Following the 80/20 model, my skin has been 98% clear with no steroids/anti-inflammatory needed, and I’m sure that if/when I go to the next level I will be 100% clear.
I now know what calmness of body feels like. I used to literally feel like a boiler, and all the foods I was ingesting were systematically inflaming me through and through. Now I feel like a…well I can’t think of an exact comparison, but something so much more efficient, tuned up, stable… If you follow the Blueprint, you’ll know this feeling soon enough.
I went from a size 38 waist to size 32, from 215 lbs to 175 lbs. And I have energy for days on end.
I was also able to take those warm-weather beach vacations, something I hadn’t been able to do in a long long time.
Here are two photos of my wife and I for a before and after comparison:
My workouts are also radically different. I left my gym membership and built a primal garage gym: homemade pull-up, dip bar, gymnastic rings, sandbag training, jump rope, dumbbells and kettlebells.
I lift heavy things, run like a middle-aged mountain lion, and do farmer’s walks up and down the yard in all seasons.
A great addition to my workout routine has been my dog (Olive). We go to the park, to run and sprint in the wind, snow and rain. We hurdle up hills, jump, play frisbee, hike and hug. If you model an afternoon at the park after your dog’s behaviors, trust me, you’re having a primal good time.
I work out frequently, with high intensity, for a short or long duration depending on what my body tells me, and always fully enjoy it.
Four months into my primal journey last year I ran a Tough Mudder here in Ohio with great group of people. I finished without worry, and woke up the next day feeling splendid and not even a tweak of soreness; a true testament to the primal workout regimen.
My skin? It is quiet, clean, and natural. I am in harmony, for lack of a better word, with my body and my mind for the first time in a long time. The best part is, I still feel like this is just the beginning. Just one year in and these are my results! I can’t wait for the next year, or the next 20 for that matter. I’m blessed with a beautiful wife, and a beautiful life as these pictures clearly illustrate :).

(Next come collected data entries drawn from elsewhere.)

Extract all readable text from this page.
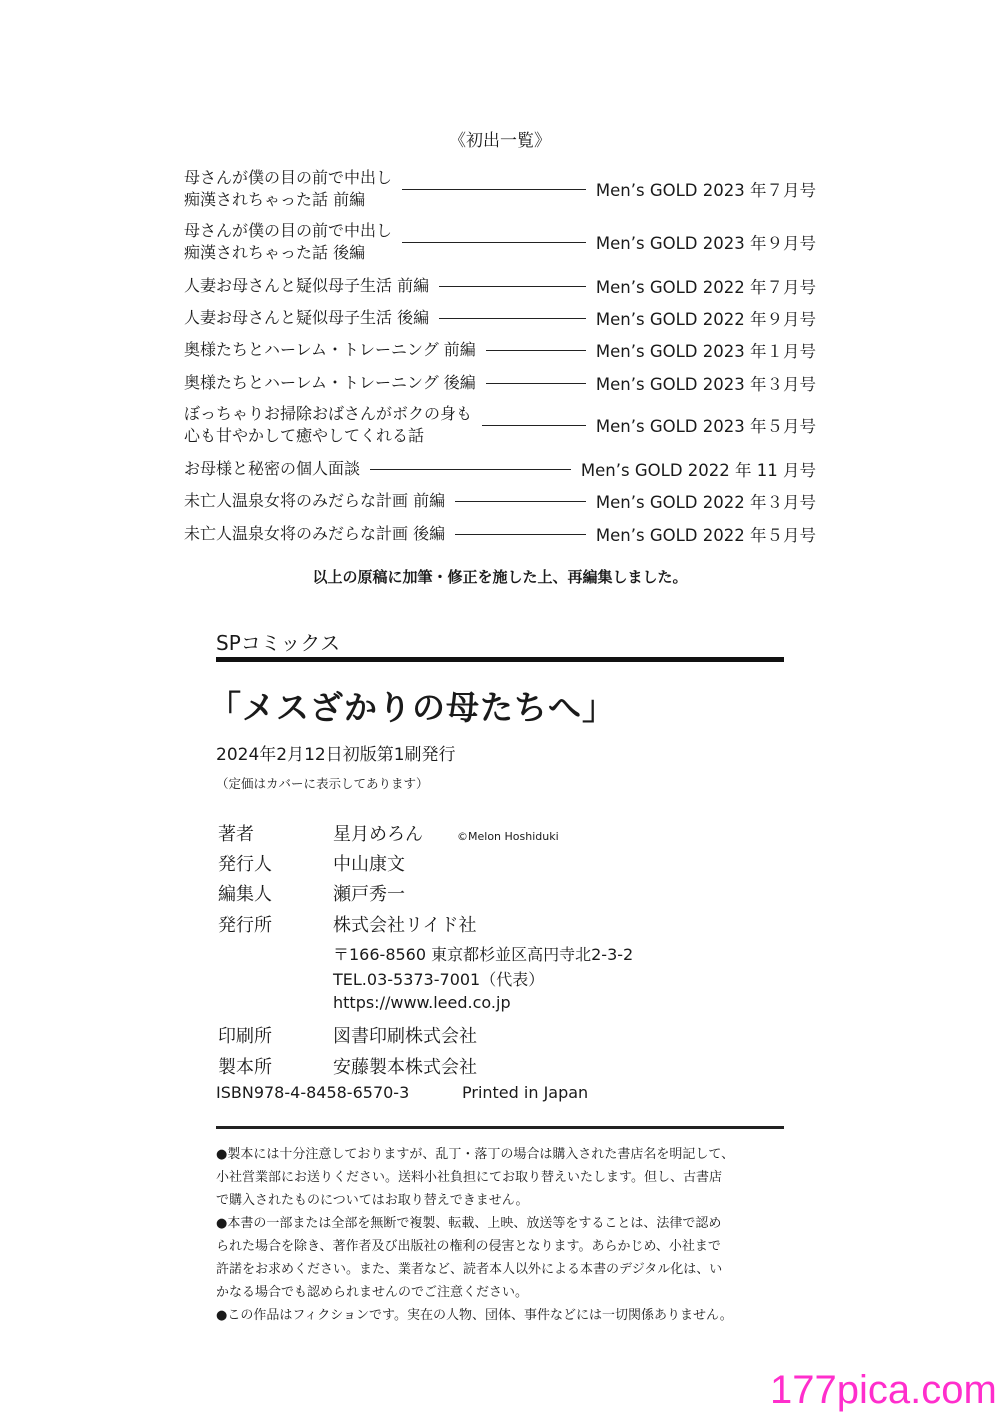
《初出一覧》
母さんが僕の目の前で中出し
痴漢されちゃった話 前編	Men’s GOLD 2023 年７月号
母さんが僕の目の前で中出し
痴漢されちゃった話 後編	Men’s GOLD 2023 年９月号
人妻お母さんと疑似母子生活 前編	Men’s GOLD 2022 年７月号
人妻お母さんと疑似母子生活 後編	Men’s GOLD 2022 年９月号
奥様たちとハーレム・トレーニング 前編	Men’s GOLD 2023 年１月号
奥様たちとハーレム・トレーニング 後編	Men’s GOLD 2023 年３月号
ぼっちゃりお掃除おばさんがボクの身も
心も甘やかして癒やしてくれる話	Men’s GOLD 2023 年５月号
お母様と秘密の個人面談	Men’s GOLD 2022 年 11 月号
未亡人温泉女将のみだらな計画 前編	Men’s GOLD 2022 年３月号
未亡人温泉女将のみだらな計画 後編	Men’s GOLD 2022 年５月号
以上の原稿に加筆・修正を施した上、再編集しました。
SPコミックス
「メスざかりの母たちへ」
2024年2月12日初版第1刷発行
（定価はカバーに表示してあります）
著者	星月めろん	©Melon Hoshiduki
発行人	中山康文
編集人	瀬戸秀一
発行所	株式会社リイド社
〒166-8560 東京都杉並区高円寺北2-3-2
TEL.03-5373-7001（代表）
https://www.leed.co.jp
印刷所	図書印刷株式会社
製本所	安藤製本株式会社
ISBN978-4-8458-6570-3	Printed in Japan

●製本には十分注意しておりますが、乱丁・落丁の場合は購入された書店名を明記して、

小社営業部にお送りください。送料小社負担にてお取り替えいたします。但し、古書店

で購入されたものについてはお取り替えできません。

●本書の一部または全部を無断で複製、転載、上映、放送等をすることは、法律で認め

られた場合を除き、著作者及び出版社の権利の侵害となります。あらかじめ、小社まで

許諾をお求めください。また、業者など、読者本人以外による本書のデジタル化は、い

かなる場合でも認められませんのでご注意ください。

●この作品はフィクションです。実在の人物、団体、事件などには一切関係ありません。

177pica.com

I’d like to think that the improvements make a better husband, friend and social worker.
I can’t say whether the Primal Blueprint will help all those who suffer from psoriasis, but I can truly say it has worked for me and urge you to try it too.
I am indebted to my wife, who supported me through thick and thin, and to MDA for showing me weekly, and daily, how to live the life you truly envision.